OneLive: Dynamically Unified Generative Framework for Live-Streaming Recommendation
Shen Wang, Yusheng Huang, Ruochen Yang, Shuang Wen, Pengbo Xu, Jiangxia Cao, Yueyang Liu, Kuo Cai, Chengcheng Guo, Shiyao Wang, Xinchen Luo, Qiang Luo, Ruiming Tang, Shuang Yang, Zhaojie Liu, Guorui Zhou, Han Li, Kun Gai
TL;DR
OneLive tackles the unique challenges of live-streaming recommendation by introducing a dynamically unified generative framework. It combines a Dynamic Tokenizer for real-time content and behavior fusion, a time-aware gated attention-based decoder-only core with Sequential Multi-Token Prediction and QK Norm, and a Unified Multi-Objective Reinforcement Learning alignment. Offline experiments and large-scale online A/B tests on Kuaishou demonstrate significant improvements over cascaded pipelines and prior generative methods, including strong gains in HR, MRR, and CTR, as well as notable latency and throughput benefits. The work provides a practical end-to-end solution for real-time content evolution, heterogeneous user signals, and multi-objective optimization in live-streaming contexts, and has been deployed to serve hundreds of millions of users daily.
Abstract
Live-streaming recommender system serves as critical infrastructure that bridges the patterns of real-time interactions between users and authors. Similar to traditional industrial recommender systems, live-streaming recommendation also relies on cascade architectures to support large-scale concurrency. Recent advances in generative recommendation unify the multi-stage recommendation process with Transformer-based architectures, offering improved scalability and higher computational efficiency. However, the inherent complexity of live-streaming prevents the direct transfer of these methods to live-streaming scenario, where continuously evolving content, limited lifecycles, strict real-time constraints, and heterogeneous multi-objectives introduce unique challenges that invalidate static tokenization and conventional model framework. To address these issues, we propose OneLive, a dynamically unified generative recommendation framework tailored for live-streaming scenario.
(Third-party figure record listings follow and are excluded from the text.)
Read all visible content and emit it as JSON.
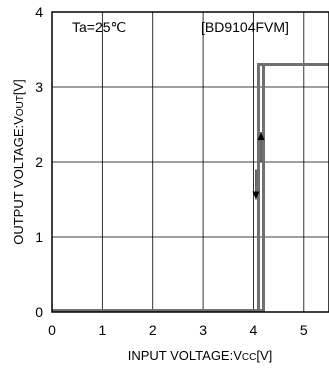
{
  "chart_data": {
    "type": "line",
    "title": "",
    "annotations": {
      "condition": "Ta=25℃",
      "model": "[BD9104FVM]"
    },
    "xlabel": {
      "main": "INPUT VOLTAGE:V",
      "sub": "CC",
      "unit": "[V]"
    },
    "ylabel": {
      "main": "OUTPUT VOLTAGE:V",
      "sub": "OUT",
      "unit": "[V]"
    },
    "xlim": [
      0,
      5.5
    ],
    "ylim": [
      0,
      4
    ],
    "xticks": [
      0,
      1,
      2,
      3,
      4,
      5
    ],
    "yticks": [
      0,
      1,
      2,
      3,
      4
    ],
    "grid": true,
    "series": [
      {
        "x": [
          0,
          4.2,
          4.2,
          5.5
        ],
        "y": [
          0.02,
          0.02,
          3.3,
          3.3
        ],
        "color": "#707070"
      },
      {
        "x": [
          0,
          4.1,
          4.1,
          5.5
        ],
        "y": [
          0.02,
          0.02,
          3.3,
          3.3
        ],
        "color": "#707070"
      }
    ],
    "arrows": [
      {
        "x": 4.15,
        "from": 2.0,
        "to": 2.4,
        "direction": "up"
      },
      {
        "x": 4.05,
        "from": 1.9,
        "to": 1.5,
        "direction": "down"
      }
    ]
  }
}
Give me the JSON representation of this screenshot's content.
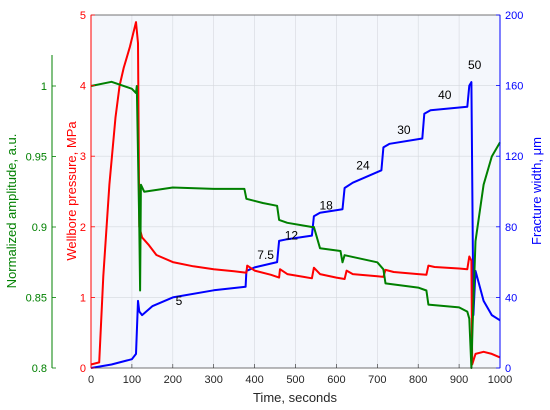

OneLive integrates four key components: (i) A Dynamic Tokenizer that continuously encodes evolving real-time live content fused with behavior signal through residual quantization; (ii) A Time-Aware Gated Attention mechanism that explicitly models temporal dynamics for timely decision making; (iii) An efficient decoder-only generative architecture enhanced with Sequential MTP and QK Norm for stable training and accelerated inference; (iv) A Unified Multi-Objective Alignment Framework reinforces policy optimization for personalized preferences.